Leaving the country was the only way to salvage last summer. I was living by myself in an apartment that was two-thirds empty (both roommates were deserters), spending my mornings as a court reporter writing stories on petty crimes and my afternoons in the classroom, finishing graduate degree electives. Beyond the everyday routine, more significant problems decorated my days: My mom had a last minute surgery at the beginning of summer; I was confronted with the typical relationship problems of any college coed, verging on devastated with the way things in one relationship were ending; and, on the way to a job interview, the brakes went out in my car.
While I was driving.
By the end of summer, I was ready to get away. And, luckily, I had signed up last minute to take an elective course that spent its first three weeks in the United States and then two more in Prague, in the Czech Republic. I didn’t know much about Prague, beyond a few cultural lessons we had in class; but I did know that the United States wasn’t doing much for me.
Anything would be better, and I would like to say I danced my way onto our flight overseas.
Our flight to Prague was quick and quiet – I slept almost the entire time, as I had adamantly promised my classmates I would. I am gifted in that I cannot stay awake on a plane, especially on long flights. It’s a matter of minutes before I’m asleep, and the flight to Prague was no different.
The class was small, only ten students and two teachers; a tour guide from a local university had arranged for a bus to pick us up and take us to the hotel where we would be living. Everything was gorgeous – the day was beautiful, the sun bright, temperatures high. The ride into the city was nothing short of magnificent. We watched as Prague Castle came into view first, and then the rest of the sprawling Eastern European hub.
The first activity we did as a class was a group dinner just off of Prague’s main square. Our tour guide led our two professors, as well as our school’s director, and us students to a rooftop restaurant with a view that overlooked the city and the river running through it. We took in the scenes while eating… including watching the sky slowly darken, with storm clouds rolling in over the river.

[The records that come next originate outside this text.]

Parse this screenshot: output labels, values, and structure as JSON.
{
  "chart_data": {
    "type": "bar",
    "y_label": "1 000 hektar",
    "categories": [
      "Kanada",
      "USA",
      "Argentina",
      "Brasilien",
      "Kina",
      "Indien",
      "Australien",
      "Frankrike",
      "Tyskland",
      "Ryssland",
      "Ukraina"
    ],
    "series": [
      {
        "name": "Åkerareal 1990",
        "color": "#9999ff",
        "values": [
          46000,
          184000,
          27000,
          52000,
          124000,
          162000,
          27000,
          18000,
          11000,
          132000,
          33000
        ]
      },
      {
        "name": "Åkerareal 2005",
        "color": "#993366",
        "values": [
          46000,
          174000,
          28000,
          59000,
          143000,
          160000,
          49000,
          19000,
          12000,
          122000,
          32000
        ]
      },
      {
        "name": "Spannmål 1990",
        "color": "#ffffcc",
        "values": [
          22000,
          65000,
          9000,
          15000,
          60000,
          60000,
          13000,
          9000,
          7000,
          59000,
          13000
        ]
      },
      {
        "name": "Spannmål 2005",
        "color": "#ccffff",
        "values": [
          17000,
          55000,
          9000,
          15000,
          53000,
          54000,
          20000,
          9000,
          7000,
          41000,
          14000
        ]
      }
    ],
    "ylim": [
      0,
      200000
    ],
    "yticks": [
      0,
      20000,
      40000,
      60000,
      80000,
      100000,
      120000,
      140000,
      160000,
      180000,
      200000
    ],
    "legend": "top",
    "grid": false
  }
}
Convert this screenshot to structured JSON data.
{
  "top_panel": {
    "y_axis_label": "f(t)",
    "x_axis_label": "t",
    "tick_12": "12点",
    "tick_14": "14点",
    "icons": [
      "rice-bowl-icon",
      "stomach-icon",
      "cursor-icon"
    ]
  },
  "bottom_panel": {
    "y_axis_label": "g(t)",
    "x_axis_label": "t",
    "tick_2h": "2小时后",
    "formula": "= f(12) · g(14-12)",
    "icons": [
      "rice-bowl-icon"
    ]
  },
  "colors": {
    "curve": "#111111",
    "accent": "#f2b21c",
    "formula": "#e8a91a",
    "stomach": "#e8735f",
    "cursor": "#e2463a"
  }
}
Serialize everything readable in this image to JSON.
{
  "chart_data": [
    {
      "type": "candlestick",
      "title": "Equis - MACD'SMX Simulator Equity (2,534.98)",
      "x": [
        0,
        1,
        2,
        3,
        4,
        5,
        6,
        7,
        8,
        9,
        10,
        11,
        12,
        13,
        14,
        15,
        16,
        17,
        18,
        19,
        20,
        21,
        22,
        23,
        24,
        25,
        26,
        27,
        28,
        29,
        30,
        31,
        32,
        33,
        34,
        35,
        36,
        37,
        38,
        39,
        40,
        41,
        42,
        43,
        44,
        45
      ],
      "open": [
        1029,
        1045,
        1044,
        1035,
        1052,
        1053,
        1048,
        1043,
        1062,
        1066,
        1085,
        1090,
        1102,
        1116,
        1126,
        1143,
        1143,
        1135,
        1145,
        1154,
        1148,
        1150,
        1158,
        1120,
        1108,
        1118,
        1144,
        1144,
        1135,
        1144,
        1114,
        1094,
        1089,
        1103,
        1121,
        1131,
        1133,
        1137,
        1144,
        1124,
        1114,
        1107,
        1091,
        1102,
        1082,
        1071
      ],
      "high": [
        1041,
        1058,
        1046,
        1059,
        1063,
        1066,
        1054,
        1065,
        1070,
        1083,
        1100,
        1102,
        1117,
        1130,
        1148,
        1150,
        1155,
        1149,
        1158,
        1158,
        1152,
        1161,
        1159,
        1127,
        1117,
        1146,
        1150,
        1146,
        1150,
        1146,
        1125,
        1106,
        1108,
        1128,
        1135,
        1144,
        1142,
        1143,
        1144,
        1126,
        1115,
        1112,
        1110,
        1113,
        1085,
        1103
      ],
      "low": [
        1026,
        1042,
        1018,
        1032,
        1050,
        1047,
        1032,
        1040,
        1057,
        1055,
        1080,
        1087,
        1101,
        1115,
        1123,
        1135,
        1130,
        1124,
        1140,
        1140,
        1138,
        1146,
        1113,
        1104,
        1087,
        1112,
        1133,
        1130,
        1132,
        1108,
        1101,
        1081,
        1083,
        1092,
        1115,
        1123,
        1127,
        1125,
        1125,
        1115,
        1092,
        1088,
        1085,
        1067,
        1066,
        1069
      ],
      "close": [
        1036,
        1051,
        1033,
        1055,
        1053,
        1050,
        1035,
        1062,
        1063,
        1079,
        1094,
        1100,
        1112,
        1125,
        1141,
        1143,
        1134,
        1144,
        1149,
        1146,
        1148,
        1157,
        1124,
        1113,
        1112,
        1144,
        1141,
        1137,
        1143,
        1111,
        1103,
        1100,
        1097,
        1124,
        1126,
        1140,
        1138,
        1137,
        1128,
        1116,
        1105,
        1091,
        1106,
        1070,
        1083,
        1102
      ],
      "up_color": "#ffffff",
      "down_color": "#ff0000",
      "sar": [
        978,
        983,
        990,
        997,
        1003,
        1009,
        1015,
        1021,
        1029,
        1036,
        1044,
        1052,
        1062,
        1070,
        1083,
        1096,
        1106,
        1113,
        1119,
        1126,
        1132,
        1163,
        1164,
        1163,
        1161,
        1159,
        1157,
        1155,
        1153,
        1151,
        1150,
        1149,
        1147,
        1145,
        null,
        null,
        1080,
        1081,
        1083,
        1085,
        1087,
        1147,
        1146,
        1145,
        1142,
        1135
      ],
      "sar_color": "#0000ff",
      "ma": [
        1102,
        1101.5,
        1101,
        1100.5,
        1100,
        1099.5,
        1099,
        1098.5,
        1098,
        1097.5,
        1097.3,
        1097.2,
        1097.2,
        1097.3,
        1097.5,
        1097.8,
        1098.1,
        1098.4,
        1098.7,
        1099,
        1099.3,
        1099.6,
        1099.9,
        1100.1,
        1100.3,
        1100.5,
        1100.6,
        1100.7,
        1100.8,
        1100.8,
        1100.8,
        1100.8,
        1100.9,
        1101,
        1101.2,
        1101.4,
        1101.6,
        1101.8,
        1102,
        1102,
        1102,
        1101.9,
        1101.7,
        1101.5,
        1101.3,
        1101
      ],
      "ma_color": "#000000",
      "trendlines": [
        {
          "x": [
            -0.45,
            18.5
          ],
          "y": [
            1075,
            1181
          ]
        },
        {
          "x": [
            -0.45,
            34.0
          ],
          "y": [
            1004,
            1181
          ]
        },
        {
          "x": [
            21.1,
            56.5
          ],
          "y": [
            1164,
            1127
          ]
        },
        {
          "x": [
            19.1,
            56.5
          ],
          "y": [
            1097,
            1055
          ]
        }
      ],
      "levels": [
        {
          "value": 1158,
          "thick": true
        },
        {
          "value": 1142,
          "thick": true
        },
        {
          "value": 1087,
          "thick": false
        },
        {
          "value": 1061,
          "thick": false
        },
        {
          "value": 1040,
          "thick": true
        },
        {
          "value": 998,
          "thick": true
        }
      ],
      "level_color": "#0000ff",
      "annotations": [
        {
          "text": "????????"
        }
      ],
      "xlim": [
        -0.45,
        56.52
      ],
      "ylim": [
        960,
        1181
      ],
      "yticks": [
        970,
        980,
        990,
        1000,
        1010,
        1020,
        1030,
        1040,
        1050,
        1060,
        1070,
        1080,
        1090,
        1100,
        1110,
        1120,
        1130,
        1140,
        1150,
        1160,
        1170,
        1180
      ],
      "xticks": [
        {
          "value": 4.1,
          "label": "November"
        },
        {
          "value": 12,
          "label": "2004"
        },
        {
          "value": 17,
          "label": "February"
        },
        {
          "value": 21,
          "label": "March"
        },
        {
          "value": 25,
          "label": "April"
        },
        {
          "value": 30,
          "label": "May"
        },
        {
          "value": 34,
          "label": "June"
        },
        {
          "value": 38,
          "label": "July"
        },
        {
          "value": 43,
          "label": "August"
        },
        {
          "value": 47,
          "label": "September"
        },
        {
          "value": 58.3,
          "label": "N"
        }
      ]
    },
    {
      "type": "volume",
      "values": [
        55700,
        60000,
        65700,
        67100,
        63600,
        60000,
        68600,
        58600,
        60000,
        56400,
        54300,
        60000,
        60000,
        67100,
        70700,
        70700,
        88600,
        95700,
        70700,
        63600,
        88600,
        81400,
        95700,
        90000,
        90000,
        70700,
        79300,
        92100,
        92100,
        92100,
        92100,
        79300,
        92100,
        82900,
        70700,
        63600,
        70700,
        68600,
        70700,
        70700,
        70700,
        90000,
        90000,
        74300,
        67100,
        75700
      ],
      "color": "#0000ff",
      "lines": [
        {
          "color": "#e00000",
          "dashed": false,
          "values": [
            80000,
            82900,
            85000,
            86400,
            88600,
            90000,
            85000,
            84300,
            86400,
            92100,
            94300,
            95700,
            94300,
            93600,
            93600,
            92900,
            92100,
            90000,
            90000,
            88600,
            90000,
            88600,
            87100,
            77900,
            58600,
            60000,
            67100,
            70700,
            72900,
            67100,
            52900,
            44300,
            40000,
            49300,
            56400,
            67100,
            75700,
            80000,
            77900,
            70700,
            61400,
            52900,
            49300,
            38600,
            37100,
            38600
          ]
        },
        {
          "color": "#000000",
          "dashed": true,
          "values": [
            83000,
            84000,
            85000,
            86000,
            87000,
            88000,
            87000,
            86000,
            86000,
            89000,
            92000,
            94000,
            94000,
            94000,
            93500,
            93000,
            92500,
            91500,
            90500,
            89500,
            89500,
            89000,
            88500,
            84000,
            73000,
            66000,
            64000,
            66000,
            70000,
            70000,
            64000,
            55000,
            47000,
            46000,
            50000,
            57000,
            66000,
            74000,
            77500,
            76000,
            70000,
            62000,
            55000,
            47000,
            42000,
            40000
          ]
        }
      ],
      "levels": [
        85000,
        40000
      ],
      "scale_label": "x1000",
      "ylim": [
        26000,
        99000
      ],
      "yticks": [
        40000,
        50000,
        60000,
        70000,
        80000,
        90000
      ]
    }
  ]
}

It was pouring by the end of our meal.
Yet once we were all soaked, we embraced it. We made it to Charles Bridge, one of the main bridges in Prague, and as a class we ran across it to get back to our hotel. I ran barefoot across the Charles Bridge in a downpour, and it was the best thing to happen to me all summer.
I didn’t think about anything else; I didn’t consider how poorly it could end for my feet. Instead, I ripped my shoes off, holding them in one hand; in the other, I grabbed a handful of my skirt, so it would be even easier to run. I could feel the grainy dirt from the bridge on the soles of my feet, while the rain pounded on my face, my arms, my back. I could barely keep my eyes open as I ran. Yet I did, just so I could see my friends who were running ahead of me, the only other people on the bridge. I wanted to see this huge bridge as empty as we would ever see it, and remember how it looked with just us running across it.
Of everything from last summer, that’s what I’ll remember the longest.